Part of the family lore with which I grew up is remembering my great-great- grandfather,
Israel Putnam Whitmer, who was named for Israel Putnam, a famed New England general in the Revolutionary War. While Israel P. Whitmer was from Pennsylvania, probably through the overall intermingling of troops in the Civil War, became a captain in the Michigan 27th Infantry and served for most of that war.
I felt, for most of my life, that through his service my family had done its part as far as undoing slavery went. Now on the other side of the family, unabashed admiration for Abraham Lincoln and all he had done was the tradition. I grew up listening to Martin Luther King’s “I have a Dream” speech, and to Mahalia Jackson singing “Holy, Holy, Holy” (listen to it if you haven’t), and to Earl Grant playing “Ebb Tide” on a somewhat bubbly organ (listen to it if you haven’t). I add that my hometown had a minority population of zero.
Now this side of the family (my father’s mother’s side, to be exact) came from early ancestors from England that settled in Southeast Pennsylvania, and the wife of that first settler (family name not shared to protect patient privacy) had the maiden name of Rhodes, as in that Rhodes, as Cecil Rhodes, although he came into the world much later – but the important part is that it is nearly a certainty that anyone with that (not shared) family last name had that first Pennsylvania couple as their ancestors, and are all related, and are related, in particular, to me.
A few years back I was working as a chaplain at Boston Medical Center, which serves as a health provider to underserved communities in Boston. I was working an evening shift and reviewing the list of patients on my floors. I was startled to see that there was a patient with this Pennsylvania family name, and remembering that everyone with that name is probably related, I decided to go to that room and visit my relative. Sadly, this was during the pandemic, and upon arriving I saw this patient’s room was under infection precautions and I could not go in. The door was slightly open and I saw that the person in the room was in fact a person of color. I remembered from a detailed family genealogy that a few early relatives had settled in Texas and Kansas in the early 1800’s, and that these were slave states until well after the Civil War had ended. I also remembered that it was not uncommon for enslaved persons to be assigned their owners’ last names. I concluded in that moment that there was a very high probability that one of my distant relatives had owned one of this man’s ancestors. I suddenly didn’t feel so righteous, and was troubled to learn that my family may have been wrapped not only in the Blue but also the Grey in the Civil War.
Abraham Lincoln felt that slavery was a disease, and it was hard to learn that I had it too.
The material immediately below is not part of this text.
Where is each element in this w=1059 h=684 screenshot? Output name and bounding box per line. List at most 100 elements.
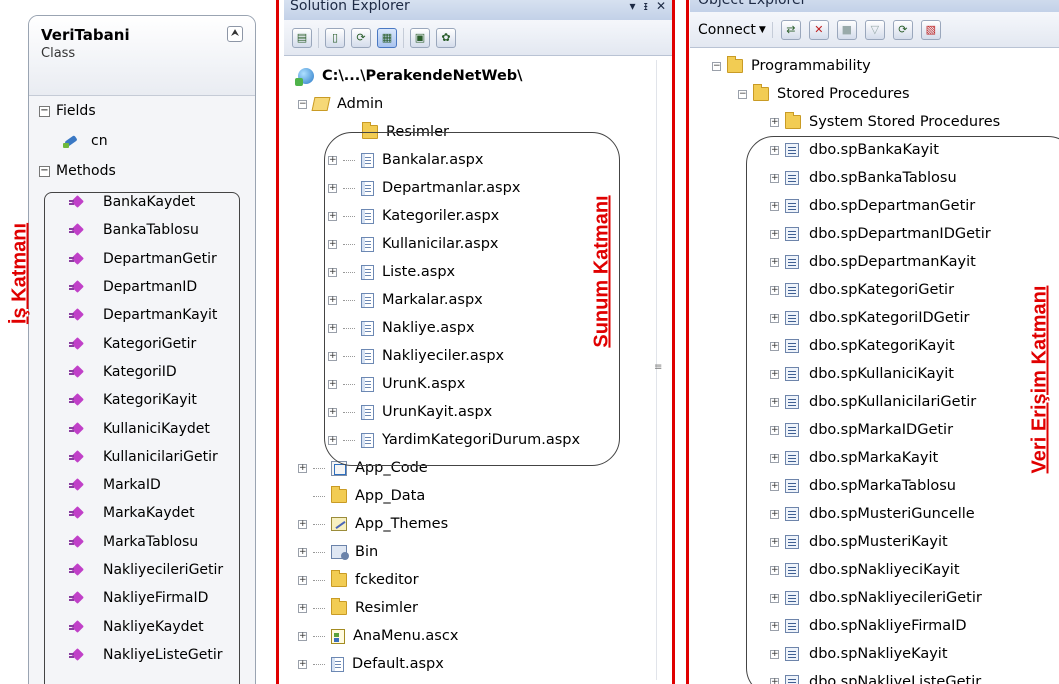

Allen C. Guelzo, in his book, “Our Ancient Faith”, says that, “from this silencing realization – that all Americans had been invested in the evils of slavery, that all had suffered in the war that ended it – that Lincoln could hope for a democracy that rose above the giddiness of venom.” Lincoln confronted the question of whether this was “calling not sinners, but the righteous to repentance?”, but as Guelzo summarizes, “Lincoln countered: Had not Northerners imbrued their hands in the slave trade? Had not Northerners turned a blind eye to Southern accounts in their banks and Southern shipments in their steamers? Shall we not see that God judges every sin?”
As a friend of mine summarized our present circumstance in comparison to that which Lincoln described, slavery then was as ingrained in the entire economy and daily life of the nation as products from China are in our economy and daily life. Lincoln saw that slavery was not a disease of the South, it was a disease of the nation.
Lincoln wrote this: “Men are not flattered by being shown that there has been a difference of purpose between the Almighty and them… it is a truth which I thought needed to be told; and as whatever humiliation there was in it, falls most directly on myself, I thought others might afford for me to tell it.”
Well, Father Abraham, I feel that way too.